New Stimulus Measures’ Impact on Commodities Prices
The latest stimulus measures introduced by China to boost its post-pandemic recovery have had a mixed impact on commodity trading.
Positive Impact
Reuters reported that Crude oil and copper experienced gains following China's central bank's decision to cut its benchmark loan prime rates (LPR) for the first time in 10 months in June.
Brent crude price increased over $1 per barrel to reach $77.12 on 23rd June 2023, which is the highest closing price in nearly a month. This gain was attributed to a decline in the U.S. dollar and indications of stronger demand, with Asian refiners purchasing cargoes for delivery in about two months. Asian crude oil imports, including China's, are expected to remain robust in June.
Copper prices also rose due to indications of a tighter physical market in China. It increased by 0.6% on June 23, reaching a two-month high of 68,930 yuan ($9,582) per metric ton.
Refined copper inventories held at bonded warehouses in China dropped to their lowest level since January, reflecting a decline compared to the same period last year. However, the impact of the tight copper market on future imports remains uncertain, as high global prices have deterred traders from placing orders.
The article also stated that Vice Premier He Lifang has expressed positive sentiments that China's economy is showing signs of improvement. He mentioned that the manufacturing industry is growing steadily, and the services industry is recovering relatively quickly.
Negative Impact
However, the iron ore market did not respond positively, as investors felt that the 10-basis point reduction in the five-year LPR would have limited impact on the property sector, which is facing concerns over financial difficulties among some developers.
Iron ore futures traded in Singapore ended lower at $112.63 per metric ton on June 23, down 1.4% from the two-month high reached on June 19.
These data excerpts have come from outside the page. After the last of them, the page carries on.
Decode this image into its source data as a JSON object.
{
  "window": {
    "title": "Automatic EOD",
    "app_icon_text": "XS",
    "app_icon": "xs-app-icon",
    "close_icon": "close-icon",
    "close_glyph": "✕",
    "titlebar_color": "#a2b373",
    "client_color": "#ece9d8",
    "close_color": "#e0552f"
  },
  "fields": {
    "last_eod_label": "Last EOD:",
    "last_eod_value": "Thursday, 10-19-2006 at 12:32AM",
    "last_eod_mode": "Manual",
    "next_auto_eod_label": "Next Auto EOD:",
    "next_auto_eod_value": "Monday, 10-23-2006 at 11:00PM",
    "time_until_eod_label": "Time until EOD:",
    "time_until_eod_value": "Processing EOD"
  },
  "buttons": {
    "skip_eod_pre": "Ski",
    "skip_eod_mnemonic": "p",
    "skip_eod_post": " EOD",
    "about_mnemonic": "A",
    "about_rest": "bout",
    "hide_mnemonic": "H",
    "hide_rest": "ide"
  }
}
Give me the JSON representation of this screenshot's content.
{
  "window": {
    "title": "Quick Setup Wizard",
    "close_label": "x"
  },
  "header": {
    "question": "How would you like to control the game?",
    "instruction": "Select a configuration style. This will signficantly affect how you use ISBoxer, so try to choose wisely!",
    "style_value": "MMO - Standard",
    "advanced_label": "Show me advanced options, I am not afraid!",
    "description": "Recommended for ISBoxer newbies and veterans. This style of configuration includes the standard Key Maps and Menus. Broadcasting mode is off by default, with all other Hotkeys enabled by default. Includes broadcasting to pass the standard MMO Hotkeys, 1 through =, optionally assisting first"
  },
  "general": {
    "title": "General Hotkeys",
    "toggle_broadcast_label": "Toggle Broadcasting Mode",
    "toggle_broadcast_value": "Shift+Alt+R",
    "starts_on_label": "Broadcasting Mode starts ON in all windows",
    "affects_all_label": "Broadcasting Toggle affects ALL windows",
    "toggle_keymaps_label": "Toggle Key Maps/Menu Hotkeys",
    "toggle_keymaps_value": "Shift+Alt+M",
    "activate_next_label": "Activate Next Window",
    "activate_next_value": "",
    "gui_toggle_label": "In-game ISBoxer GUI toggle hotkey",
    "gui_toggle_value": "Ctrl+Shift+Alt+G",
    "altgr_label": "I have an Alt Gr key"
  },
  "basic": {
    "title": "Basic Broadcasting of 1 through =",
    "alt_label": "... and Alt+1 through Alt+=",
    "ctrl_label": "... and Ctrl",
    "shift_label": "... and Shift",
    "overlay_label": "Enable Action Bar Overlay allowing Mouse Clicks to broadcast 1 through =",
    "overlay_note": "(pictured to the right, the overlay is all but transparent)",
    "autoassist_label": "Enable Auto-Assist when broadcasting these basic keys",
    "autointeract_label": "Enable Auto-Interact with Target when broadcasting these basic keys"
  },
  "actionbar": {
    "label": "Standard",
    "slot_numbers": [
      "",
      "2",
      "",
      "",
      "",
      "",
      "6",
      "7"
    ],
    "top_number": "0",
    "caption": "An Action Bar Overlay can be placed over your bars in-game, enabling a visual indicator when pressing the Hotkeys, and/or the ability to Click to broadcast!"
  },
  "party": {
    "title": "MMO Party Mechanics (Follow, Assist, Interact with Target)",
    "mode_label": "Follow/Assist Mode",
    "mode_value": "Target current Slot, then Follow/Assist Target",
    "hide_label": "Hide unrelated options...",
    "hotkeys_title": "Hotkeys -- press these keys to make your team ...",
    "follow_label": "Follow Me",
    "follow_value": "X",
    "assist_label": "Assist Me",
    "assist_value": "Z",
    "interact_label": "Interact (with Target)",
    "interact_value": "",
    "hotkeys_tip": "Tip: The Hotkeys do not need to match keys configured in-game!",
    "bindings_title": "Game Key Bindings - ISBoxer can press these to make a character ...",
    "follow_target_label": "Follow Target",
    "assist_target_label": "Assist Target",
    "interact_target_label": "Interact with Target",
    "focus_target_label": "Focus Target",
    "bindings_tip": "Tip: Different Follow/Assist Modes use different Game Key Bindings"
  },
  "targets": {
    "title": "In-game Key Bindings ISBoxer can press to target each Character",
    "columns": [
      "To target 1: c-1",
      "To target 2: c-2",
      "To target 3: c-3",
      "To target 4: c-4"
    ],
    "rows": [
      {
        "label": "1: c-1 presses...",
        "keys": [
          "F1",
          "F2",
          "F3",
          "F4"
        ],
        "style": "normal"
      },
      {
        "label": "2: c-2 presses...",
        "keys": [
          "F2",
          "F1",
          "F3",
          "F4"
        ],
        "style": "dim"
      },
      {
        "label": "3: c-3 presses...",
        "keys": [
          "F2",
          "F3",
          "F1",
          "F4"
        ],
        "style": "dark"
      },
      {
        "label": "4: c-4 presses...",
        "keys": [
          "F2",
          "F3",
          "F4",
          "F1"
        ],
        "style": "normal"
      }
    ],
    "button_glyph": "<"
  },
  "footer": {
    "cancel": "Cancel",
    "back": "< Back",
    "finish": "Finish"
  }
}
Although there have been recent positive developments in the market, such as increased demand for steel due to stimulus measures in property construction, infrastructure, and manufacturing, the overall sentiment in the market has been dampened.
This is primarily due to weak data related to the property and manufacturing sectors, which has raised concerns about their performance. Additionally, market sentiment has been negatively impacted by the perception that the size of the interest rate cut implemented by the government was not sufficient or met expectations.
Nonetheless, iron ore imports have remained relatively steady in recent months.
China Commodity Market Outlook
Even though the new stimulus measures implemented by the Chinese government have mixed impact on commodity prices, the hope is that they will roll out more measures to boost the struggling China economy.